Он потирается о запястье щекой, уже шершавой, и снова целует. Поднимает глаза на моё лицо. «Давай уже выбираться».
глава 5. Вот это поворот (2 шт.)
Син ополоснулся первым, так что к тому моменту, как я вышел из душа в сумрак прихожей, он уже лёг.
Удобно, конечно, когда можно помыться у себя. Мне-то полагается ходить в общий душ, который на этаже для офицеров. С другой стороны, по сравнению с прежним, казарменным, он хотя бы индивидуальный, внутри ты один, а не с толпой голых мужиков из подразделения. Так лучше, даже если приходится стоять в очереди, – с годами я ещё больше стал ценить уединение.
Если моешься у Сина – другие сложности: нужно следить, чтобы шампуни не перепутать, а то буду весь день благоухать цитрусами, что может навести окружающих на подозрения.

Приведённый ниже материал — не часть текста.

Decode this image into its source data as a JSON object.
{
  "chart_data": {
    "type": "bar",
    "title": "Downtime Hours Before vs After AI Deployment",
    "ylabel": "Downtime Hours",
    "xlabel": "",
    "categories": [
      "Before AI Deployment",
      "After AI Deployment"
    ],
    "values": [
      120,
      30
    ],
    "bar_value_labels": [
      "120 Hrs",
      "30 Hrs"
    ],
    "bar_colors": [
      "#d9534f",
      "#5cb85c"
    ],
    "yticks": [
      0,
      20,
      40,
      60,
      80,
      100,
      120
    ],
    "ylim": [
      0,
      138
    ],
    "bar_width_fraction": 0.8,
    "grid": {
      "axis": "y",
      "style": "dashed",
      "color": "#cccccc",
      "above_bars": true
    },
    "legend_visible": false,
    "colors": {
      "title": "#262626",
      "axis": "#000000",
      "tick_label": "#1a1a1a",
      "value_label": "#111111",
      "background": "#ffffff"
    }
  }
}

Вот как сейчас, например: он-то не подумал, перемазал меня с ног до головы своим грейпфрутом, а я потом собственным гелем кожу тёр, чтобы запах перебить.
«Мне уйти или как?»
«Иди сюда» – тон его мыслей расслабленный, на границе сна.
Забираюсь под покрывало, и сразу руки обнимают крепко, прижимают к жаркому телу, а в ключицу упирается сопящий нос.
Син всегда так, ему только дай волю – сгребает меня в охапку, обвивает руками, ногами… Вот как так можно спать? А он умеет. Нет, мне, конечно, тоже приятно – чувствовать, что я ему нужен, – но это непонятно. Я всю жизнь обходился без всяких этих обниманий, и потребности в них у меня нет. Да и спится плохо: подсознание бьёт тревогу, что кто-то находится слишком близко, опасность! Однако я переучиваю себя. Вроде получается.
Осторожно выгибаюсь, стараясь не будить его и в то же время нащупать более удобное положение, но Син тут же пользуется открывшейся возможностью: прижимает меня крепче, ещё и ногу сверху закидывает. Я тут что, плюшевый медведь, чтобы тискать?
«Неудобно».
Руки Сина дают чуть больше свободы. Спасибо, хоть вдохнуть можно.
Ощущение от его сознания меняется – вспышка бодрости.
– Слушай, а давай снимем квартиру? – оживлённый шёпот. – Денег хватает. Можно взять двухкомнатную. С большим душем. Большой кухней. И а-агромной кроватью.
Всё тело напрягается.
– Ты имеешь в виду… жить вдвоём?
В ответ Син довольно мурлычет и проводит языком по моей груди.
– И что это вдруг тебе пришло в голову?
– Заебало ныкаться по углам. Ты ведь сам говорил: «всю жизнь прячусь, надоело». Я помню.
– То есть… прям… вот так? Не знаю, мне кажется, это хреновая затея.
– Чой-то вдруг?
– Ну, ты же не будешь всю жизнь скакать с винтовкой в зубах. Может, сейчас тебе и достаточно застрять на «капитане», а потом? Лет через десять захочешь пойти в штаб – чтоб большой кабинет, и красивая секретарша, и такая: «Ваш кофе, господин генерал»…
– И что?
– Будет лучше, если при этом за тобой не будет тянуться шлейф сомнительного сожительства с каким-то мужиком. Хватит и того, что ты мутант.
Он поднимается выше и вглядывается в моё лицо:
– Я вот не понял, ты действительно настолько беспокоишься о моей карьере или просто не хочешь со мной жить?
После паузы честно отвечаю:
– Не знаю. Это всё… непривычно.
– Ну, мне тоже. Но почему нет? Ты ж меня ревнуешь к каждой юбке. И что, не хочешь, так сказать, сделать наши отношения более официальными? Подойдёт ко мне какая-нибудь курсанточка поговорить, а ты такой: «Господин капитан-майор, что на ужин хотите – блинчики с вареньем или меня?», – он насмешливо гыкает.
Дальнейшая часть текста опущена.